Codeium provides features for code suggestions, chat for purposes like explaining code, and more within existing code editors. Founded by two MIT grads, the startup grew from zero to over 300,000 users in less than fifteen months. It raised a $150M Series C led by General Catalyst at a $1.25B post-money valuation in August 2024, bringing its total funding to ~$243M. Codeium released a coding engine called Cortex, which it claims can process up to 100M lines of code at once.
Magic is building AI models to generate code and automate various software development tasks.
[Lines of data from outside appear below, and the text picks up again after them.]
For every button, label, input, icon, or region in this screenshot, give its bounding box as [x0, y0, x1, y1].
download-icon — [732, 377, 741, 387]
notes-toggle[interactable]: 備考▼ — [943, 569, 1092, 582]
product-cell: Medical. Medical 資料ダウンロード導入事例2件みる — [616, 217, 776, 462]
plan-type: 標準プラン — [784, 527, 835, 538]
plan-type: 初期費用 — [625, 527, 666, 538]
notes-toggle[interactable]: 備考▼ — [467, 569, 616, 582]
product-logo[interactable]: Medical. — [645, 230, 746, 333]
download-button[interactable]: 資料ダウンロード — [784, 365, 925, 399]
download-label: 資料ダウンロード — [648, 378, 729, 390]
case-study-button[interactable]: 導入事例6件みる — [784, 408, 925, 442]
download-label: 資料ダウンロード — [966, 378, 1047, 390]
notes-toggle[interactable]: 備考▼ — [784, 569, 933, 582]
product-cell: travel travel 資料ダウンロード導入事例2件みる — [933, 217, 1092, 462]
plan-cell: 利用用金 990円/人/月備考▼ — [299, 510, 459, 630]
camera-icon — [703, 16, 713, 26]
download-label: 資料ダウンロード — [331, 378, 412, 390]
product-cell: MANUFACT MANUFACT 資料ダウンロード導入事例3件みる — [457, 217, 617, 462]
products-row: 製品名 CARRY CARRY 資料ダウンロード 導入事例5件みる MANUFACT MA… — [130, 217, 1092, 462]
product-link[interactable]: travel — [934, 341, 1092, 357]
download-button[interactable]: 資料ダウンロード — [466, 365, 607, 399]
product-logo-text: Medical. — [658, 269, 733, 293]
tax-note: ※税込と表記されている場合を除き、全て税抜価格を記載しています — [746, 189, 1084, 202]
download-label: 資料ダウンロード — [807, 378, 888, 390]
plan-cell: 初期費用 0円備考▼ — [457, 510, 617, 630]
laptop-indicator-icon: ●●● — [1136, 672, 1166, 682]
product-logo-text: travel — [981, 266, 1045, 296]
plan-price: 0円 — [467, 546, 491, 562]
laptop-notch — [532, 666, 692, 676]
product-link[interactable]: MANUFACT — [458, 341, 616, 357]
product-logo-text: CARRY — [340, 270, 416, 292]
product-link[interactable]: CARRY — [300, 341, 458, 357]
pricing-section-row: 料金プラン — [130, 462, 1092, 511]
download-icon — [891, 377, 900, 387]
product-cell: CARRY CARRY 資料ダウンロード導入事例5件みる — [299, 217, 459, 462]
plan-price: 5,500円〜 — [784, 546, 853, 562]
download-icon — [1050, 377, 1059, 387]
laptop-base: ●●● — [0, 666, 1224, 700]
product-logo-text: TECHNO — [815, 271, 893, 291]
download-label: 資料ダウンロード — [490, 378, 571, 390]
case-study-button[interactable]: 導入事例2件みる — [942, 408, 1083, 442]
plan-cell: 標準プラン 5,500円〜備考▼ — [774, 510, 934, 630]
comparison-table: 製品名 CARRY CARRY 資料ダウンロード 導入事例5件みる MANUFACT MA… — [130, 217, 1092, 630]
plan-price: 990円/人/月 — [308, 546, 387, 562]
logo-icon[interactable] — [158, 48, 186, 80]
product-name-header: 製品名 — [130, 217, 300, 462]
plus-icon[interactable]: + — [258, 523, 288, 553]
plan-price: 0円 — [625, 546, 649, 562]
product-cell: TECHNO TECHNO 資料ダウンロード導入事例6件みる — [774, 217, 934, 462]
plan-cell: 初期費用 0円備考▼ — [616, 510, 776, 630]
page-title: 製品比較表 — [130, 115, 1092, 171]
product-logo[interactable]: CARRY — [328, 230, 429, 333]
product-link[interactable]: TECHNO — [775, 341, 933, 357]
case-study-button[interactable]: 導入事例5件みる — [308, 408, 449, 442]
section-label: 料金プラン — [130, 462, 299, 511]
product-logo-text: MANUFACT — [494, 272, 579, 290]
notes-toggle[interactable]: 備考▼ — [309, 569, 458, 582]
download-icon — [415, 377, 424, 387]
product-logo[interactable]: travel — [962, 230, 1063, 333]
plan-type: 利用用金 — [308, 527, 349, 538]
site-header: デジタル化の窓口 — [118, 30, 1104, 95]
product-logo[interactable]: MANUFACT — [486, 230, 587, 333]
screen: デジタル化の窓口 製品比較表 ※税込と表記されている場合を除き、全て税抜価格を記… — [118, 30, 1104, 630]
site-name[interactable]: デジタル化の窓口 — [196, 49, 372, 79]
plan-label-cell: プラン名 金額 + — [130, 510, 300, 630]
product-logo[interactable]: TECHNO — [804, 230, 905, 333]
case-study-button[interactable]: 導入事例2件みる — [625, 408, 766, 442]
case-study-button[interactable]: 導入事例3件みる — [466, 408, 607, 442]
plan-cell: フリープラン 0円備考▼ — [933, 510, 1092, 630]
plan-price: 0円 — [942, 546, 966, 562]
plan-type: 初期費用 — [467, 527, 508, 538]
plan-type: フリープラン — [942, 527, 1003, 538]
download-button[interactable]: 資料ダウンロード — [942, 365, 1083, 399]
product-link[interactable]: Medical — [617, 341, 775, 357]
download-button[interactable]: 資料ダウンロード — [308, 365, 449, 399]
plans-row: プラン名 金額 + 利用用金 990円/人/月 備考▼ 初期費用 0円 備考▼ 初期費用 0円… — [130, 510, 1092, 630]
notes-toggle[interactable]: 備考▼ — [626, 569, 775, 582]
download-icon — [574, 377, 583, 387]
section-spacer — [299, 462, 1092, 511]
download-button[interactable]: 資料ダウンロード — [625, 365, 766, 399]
It recently raised $320M from Sequoia, former Google CEO Eric Schmidt, Jane Street, and others, bringing its total funding to $465M. The startup has a team of about two dozen people and no revenue to speak of.
Augment emerged from stealth in April 2024 with a $227M Series B at a $977M post-money valuation. Investors included Sutter Hill, Lightspeed, and former Google CEO Eric Schmidt. CEO Scott Dietzen argues that Augment’s opportunity is that tools like GitHub Copilot and ChatGPT help individual programmers but don’t “address the complexity of programming at scale” by failing to take advantage of knowledge in an organization’s existing codebase.
Poolside AI is developing a specialized LLM for developers. The Paris-based startup was founded by former GitHub CTO Jason Warner and is in talks to raise $450M at a $2B pre-money valuation, according to sources.
Other hot startups
Cursor is building a code editor that is built on top of GPT-4, Claude, and other LLMs. The startup, founded by four friends who met at MIT, raised a $60M Series A led by a16z and has over $10M in ARR. Some AI features that integrate directly into developer workflows include next action prediction, natural language edits, and chatting with the codebase. Use cases include building a video editor, chatbot, and Chrome extensions.
YC-based Cosine announced Genie, a coding assistant that can solve bugs, build features, refactor code and more either fully autonomously or with the user. The startup claims Genie is the “best AI software engineer in the world,” scoring 30% on the benchmark test SWE-Bench, beating the 19% scored by Amazon’s Q and Factory Code’s Droid’s and 13.8% for Cognition’s Devin. It raised $2.5M in August 2024.